THE YOUNG POPE: Sunday/Monday 9PM on HBO – DVR Alert
The cinema-tization of television continues with HBO’s THE YOUNG POPE. It’s been created and directed by the filmmaker Paolo Sorrentino, who made 2013’s Best Foreign Film Oscar winner The Great Beauty and followed it with the gorgeous but not quite coherent Truth. Sorrentino is an uncompromising auteur (he also made the completely crazed punk-rocker-turned-Nazi-hunter tale This Must Be The Place) , and it’s clear that HBO and its co-financiers wrote him a (very large) check and let him go about his business. If Netflix’s two current signature dramas are The Crown and The OA, The Young Pope is both: a story of great splendor and power cloaked in folds of enigma and mystery.
Jude Law plays the titular character, an orphan abandoned by his birth parents at a Catholic orphanage in New York run by Sister Mary (Diane Keaton), and given the name Lenny Belardo. Lenny rose through the ranks of the Church as protege to Cardinal Spencer (James Cromwell), and eventually surpassed him to become the newly elected Pope Pius XIII.
Sorrentino, who also wrote the initial two hours, plays a long game in establishing just what kind of man and Pope this Pius is going to be. He’s presented as self-effacingly arrogant, insisting that his face be obscured in all Papal images, but in part because he knows how much more valuable his persona will be if it’s hidden. He’s modern in temperament but abruptly removes a Cardinal from his duties once he finds out the man is homosexual.
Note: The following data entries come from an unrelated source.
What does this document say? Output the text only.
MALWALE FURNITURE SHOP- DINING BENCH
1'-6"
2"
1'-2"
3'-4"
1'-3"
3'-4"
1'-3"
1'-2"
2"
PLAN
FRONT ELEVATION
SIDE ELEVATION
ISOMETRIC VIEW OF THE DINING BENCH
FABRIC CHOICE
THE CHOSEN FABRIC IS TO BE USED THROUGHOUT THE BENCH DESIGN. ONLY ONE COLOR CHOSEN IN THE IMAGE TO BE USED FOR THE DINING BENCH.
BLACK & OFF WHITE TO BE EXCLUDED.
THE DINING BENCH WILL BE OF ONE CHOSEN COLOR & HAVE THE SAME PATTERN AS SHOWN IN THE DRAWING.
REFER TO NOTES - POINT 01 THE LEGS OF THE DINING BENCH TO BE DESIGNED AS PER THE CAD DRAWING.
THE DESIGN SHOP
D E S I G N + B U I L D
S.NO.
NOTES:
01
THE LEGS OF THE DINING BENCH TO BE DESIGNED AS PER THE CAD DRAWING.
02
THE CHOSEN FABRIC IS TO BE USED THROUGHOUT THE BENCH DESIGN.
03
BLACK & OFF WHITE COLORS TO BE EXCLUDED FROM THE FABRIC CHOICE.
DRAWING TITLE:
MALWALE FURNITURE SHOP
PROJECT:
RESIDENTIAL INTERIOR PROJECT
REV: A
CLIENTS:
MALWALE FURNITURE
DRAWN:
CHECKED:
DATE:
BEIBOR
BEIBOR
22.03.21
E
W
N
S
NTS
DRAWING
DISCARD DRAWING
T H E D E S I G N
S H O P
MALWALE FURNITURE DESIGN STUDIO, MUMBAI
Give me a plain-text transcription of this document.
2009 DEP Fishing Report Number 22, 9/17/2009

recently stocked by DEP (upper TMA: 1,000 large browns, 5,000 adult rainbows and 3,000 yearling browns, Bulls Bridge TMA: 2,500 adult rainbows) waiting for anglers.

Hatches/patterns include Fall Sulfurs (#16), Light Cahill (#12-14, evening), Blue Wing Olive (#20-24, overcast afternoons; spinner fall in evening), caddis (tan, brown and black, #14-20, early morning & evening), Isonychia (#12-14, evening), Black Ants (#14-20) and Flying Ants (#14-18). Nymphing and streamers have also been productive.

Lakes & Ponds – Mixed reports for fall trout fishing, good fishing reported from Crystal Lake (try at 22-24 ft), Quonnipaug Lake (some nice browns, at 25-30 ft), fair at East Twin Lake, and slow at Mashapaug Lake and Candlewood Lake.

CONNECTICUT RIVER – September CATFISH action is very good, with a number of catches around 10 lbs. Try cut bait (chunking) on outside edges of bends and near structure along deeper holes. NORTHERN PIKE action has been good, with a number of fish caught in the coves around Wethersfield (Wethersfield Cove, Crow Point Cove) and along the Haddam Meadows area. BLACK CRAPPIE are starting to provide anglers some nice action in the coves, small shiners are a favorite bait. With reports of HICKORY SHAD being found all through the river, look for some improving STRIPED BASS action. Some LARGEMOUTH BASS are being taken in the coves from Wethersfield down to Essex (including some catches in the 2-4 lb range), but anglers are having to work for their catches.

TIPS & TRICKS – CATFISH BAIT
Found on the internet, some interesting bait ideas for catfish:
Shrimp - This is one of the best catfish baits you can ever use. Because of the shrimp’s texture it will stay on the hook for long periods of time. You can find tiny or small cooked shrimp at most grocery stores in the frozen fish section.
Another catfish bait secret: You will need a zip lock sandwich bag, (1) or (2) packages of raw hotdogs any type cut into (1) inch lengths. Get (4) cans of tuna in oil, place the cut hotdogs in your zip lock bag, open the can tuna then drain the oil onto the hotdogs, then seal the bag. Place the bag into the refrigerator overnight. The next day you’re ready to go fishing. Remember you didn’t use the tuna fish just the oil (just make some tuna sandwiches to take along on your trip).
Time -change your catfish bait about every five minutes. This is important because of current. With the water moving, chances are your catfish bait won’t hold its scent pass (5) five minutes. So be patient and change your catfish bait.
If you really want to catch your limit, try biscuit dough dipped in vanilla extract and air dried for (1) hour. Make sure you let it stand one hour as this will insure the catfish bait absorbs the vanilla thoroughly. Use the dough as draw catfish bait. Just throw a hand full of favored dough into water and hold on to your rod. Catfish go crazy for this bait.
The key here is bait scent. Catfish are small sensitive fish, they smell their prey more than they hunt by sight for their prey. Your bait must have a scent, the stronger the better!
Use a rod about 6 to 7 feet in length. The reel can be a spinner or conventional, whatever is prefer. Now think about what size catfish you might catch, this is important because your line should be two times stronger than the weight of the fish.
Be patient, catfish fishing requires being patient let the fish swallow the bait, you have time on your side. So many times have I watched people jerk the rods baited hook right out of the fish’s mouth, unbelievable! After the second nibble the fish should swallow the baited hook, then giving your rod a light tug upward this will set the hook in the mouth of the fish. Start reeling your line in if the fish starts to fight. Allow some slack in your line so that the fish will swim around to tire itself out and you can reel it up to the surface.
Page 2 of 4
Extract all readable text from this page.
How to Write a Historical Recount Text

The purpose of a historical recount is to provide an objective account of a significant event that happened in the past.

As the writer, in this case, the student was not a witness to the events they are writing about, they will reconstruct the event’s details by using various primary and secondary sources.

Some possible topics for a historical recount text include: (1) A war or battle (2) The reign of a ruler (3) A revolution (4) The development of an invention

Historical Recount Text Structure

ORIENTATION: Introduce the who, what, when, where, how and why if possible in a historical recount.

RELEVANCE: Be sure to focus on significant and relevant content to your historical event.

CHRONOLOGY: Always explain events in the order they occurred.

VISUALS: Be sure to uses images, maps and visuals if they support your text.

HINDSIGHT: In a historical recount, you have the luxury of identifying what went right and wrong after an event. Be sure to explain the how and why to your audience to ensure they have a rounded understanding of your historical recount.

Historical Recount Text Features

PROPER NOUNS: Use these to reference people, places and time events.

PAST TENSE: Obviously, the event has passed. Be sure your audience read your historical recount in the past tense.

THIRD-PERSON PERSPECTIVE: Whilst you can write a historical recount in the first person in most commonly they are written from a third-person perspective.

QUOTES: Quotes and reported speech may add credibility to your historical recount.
He may or may not believe in God, and he certainly browbeats the Vatican confessor into disclosing to him the secrets imparted by his Cardinals. He’s capable of both tenderness and cruelty, sometimes in the same conversation, and by the end of the second episode, he’s all but isolated himself from those who surround him, even Sister Mary, who he’s had brought to the Vatican as his special advisor. It may well be that Sorrentino isn’t finished peeling the layers of this Pope’s onion, but the first homily Pius delivers to the public suggests that his true face is going to be authoritarian and perhaps even fascistic, shocking the lifetime Papal executives around him. (And unintentionally–considering that the show had already been completed and shown overseas last fall–suggesting another new world leader whose true nature is a subject of endless debate and apprehension.)
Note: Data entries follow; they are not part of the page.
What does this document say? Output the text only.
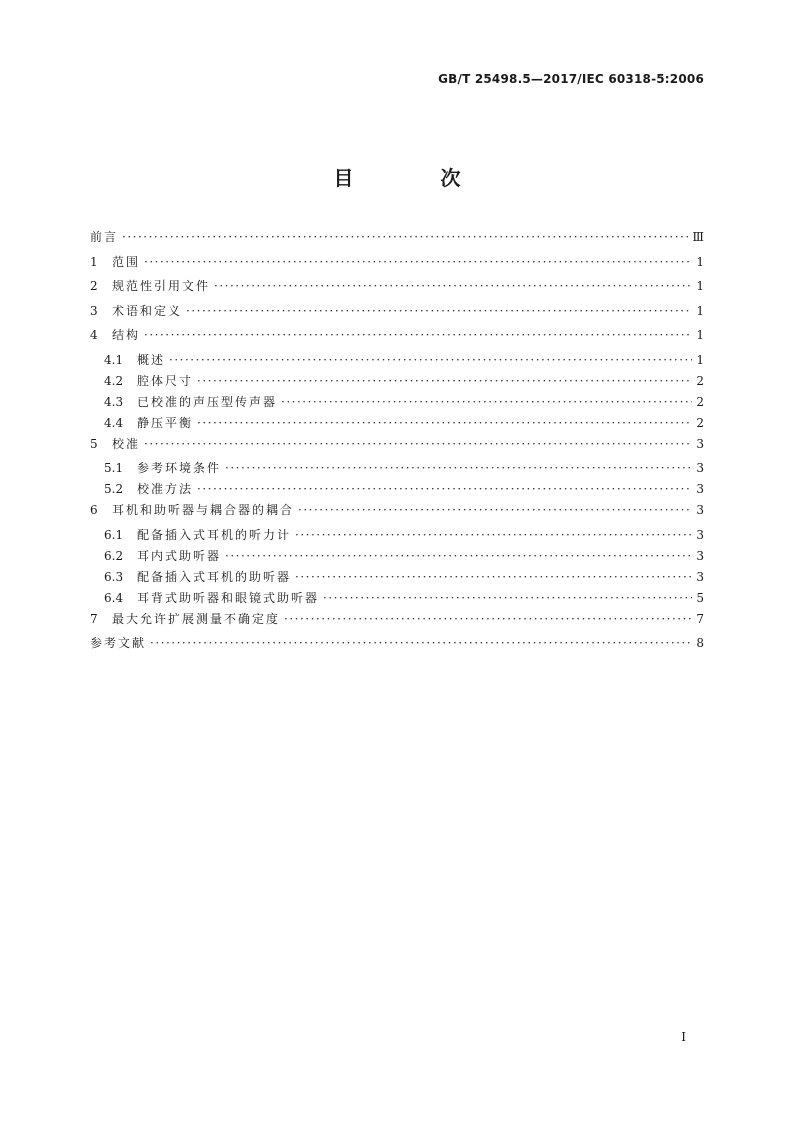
GB/T 25498.5—2017/IEC 60318-5:2006
目 次
前言 ·····	Ⅲ
1 范围 ·····	1
2 规范性引用文件 ·····	1
3 术语和定义 ·····	1
4 结构 ·····	1
4.1 概述 ·····	1
4.2 腔体尺寸 ·····	2
4.3 已校准的声压型传声器 ·····	2
4.4 静压平衡 ·····	2
5 校准 ·····	3
5.1 参考环境条件 ·····	3
5.2 校准方法 ·····	3
6 耳机和助听器与耦合器的耦合 ·····	3
6.1 配备插入式耳机的听力计 ·····	3
6.2 耳内式助听器 ·····	3
6.3 配备插入式耳机的助听器 ·····	3
6.4 耳背式助听器和眼镜式助听器 ·····	5
7 最大允许扩展测量不确定度 ·····	7
参考文献 ·····	8
I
Although Sorrentino is capable of a crisp dialogue scene when he feels like one, and in Cardinal Voiello (Silvio Orlando), he’s created an antagonist for Pius who may be more complicated than the opening sequences suggested, mostly he’s interested in mood and imagery. The Young Pope has been designed (by Ludovica Ferrano) and photographed (by Luca Bigazzi) exquisitely, each luxuriant yet spare composition and room precisely judged, and the music by Lele Marchitelli is surprisingly eclectic.
It may be that 10 hours of The Young Pope will be a lot. Sorrentino has an art-film sense of pacing, and so far there’s a relative lack of plot as such. (HBO is playing the series over 5 weeks in an unusual Sunday/Monday configuration.) But both hours so far have amped up the drama where necessary, especially in the climactic delivery of the homily in episode 2, so Sorrentino may be more of a storyteller than his emphasis on visuals suggests. His casting of Law as the Pope is deft, making use of Law’s longtime rebellion against his matinee-idol looks, and his willingness to be both alluring and repellent. Wherever the series goes over the rest of its run (it’s technically a “limited series,” although rumors of a 2d season have cropped up), it’s another example of television embracing the kind of filmmaking that not long ago would never have been found near a small screen. It’s a miracle that may not quite be water into wine, but is remarkable nonetheless.